My mother and sister are visiting, and so far the visit has been totally awesome, although it’s only been half a day. But, man, it is such a blessing to have people around all the time so that I don’t get stuck in my own head. Because that’s where bad things happen. Being lifted out of my head just by having them around to talk to has just been such a miracle cure for me. Well, not a miracle cure, but I feel a lot better. I think it would be great to live somewhere with a lot of roommates, and I’d totally do that if it weren’t for the fact that NO ONE wants a roommate PLUS her three cats and yippy dog. Otherwise I’d just move my ass into a frat house. I’d get laid every night and I’d never be left alone with my thoughts. Hm. I may be onto something here.
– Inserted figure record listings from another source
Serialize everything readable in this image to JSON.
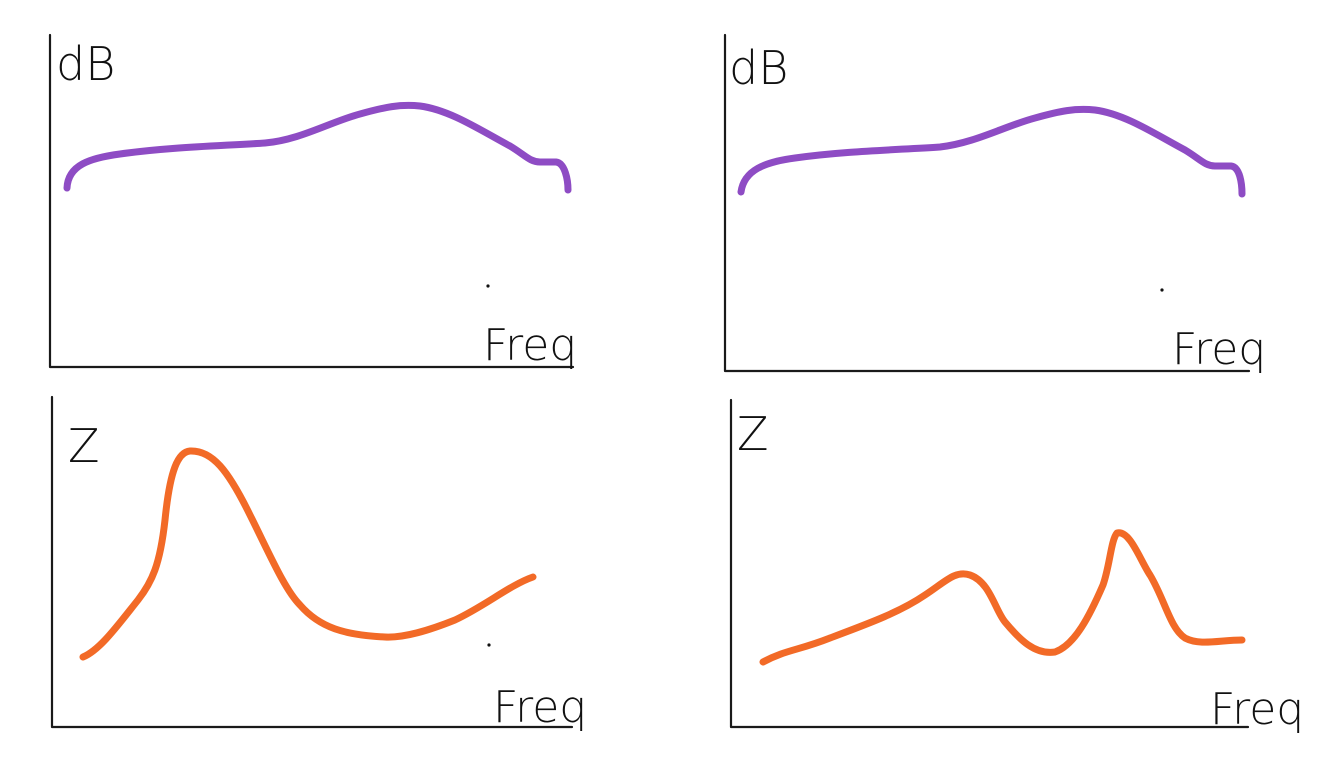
{
  "colors": {
    "db_curve": "#8e4cc4",
    "z_curve": "#f26a27",
    "ink": "#111111"
  },
  "plots": [
    {
      "id": "top-left",
      "y_label": "dB",
      "x_label": "Freq",
      "curve_color_key": "db_curve"
    },
    {
      "id": "top-right",
      "y_label": "dB",
      "x_label": "Freq",
      "curve_color_key": "db_curve"
    },
    {
      "id": "bottom-left",
      "y_label": "Z",
      "x_label": "Freq",
      "curve_color_key": "z_curve"
    },
    {
      "id": "bottom-right",
      "y_label": "Z",
      "x_label": "Freq",
      "curve_color_key": "z_curve"
    }
  ]
}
My mom and I were sitting at the airport, waiting for my sister’s flight to get in, and I was still really raw emotionally from being up all night and in my head. If you don’t live with some manner of depression, it’s hard to describe how torturous that type of experience is. It even becomes a physical pain, really. It’s just so horrible, and then the next day you have to deal with the residue of eight hours of emotional rape, plus the sleeplessness, and it really feels like the worst vodka hangover ever times ten. And I was talking to my mom about whether I have depression or bipolar II or whatever and I was thinking about how I’ve just been obsessed my whole life with this thing that’s wrong with me that makes me get stuck in a brain that’s just so mean to me over and over and over again and finally I asked my mom, “What about people who don’t have this disease? Do they just not get sad? Do they not get as sad as I do, ever? What’s wrong with them? And how is that fair?” My mom was like, “They get sad, sure, but they don’t let those feelings control them. They don’t get stuck in the feeling like you do. They feel it and they let it go.” And I was like, “Why do their lives get to be so perfect while I’m stuck in this cycling depression that takes over my life for a few months out of each year?” And she was like, “We all have our battles in this life. Nobody gets off easy. We all have something we’re fighting. People probably look at you and think that your life’s perfect and all you have to deal with is feeling sad every now and then.”
So, okay, readers who are not depressive or bipolar: What are your problems? What are the battles you fight? How do you cope with sadness? How does sadness feel to you? How does it start and how does it pass? Fill me in here, normal folk.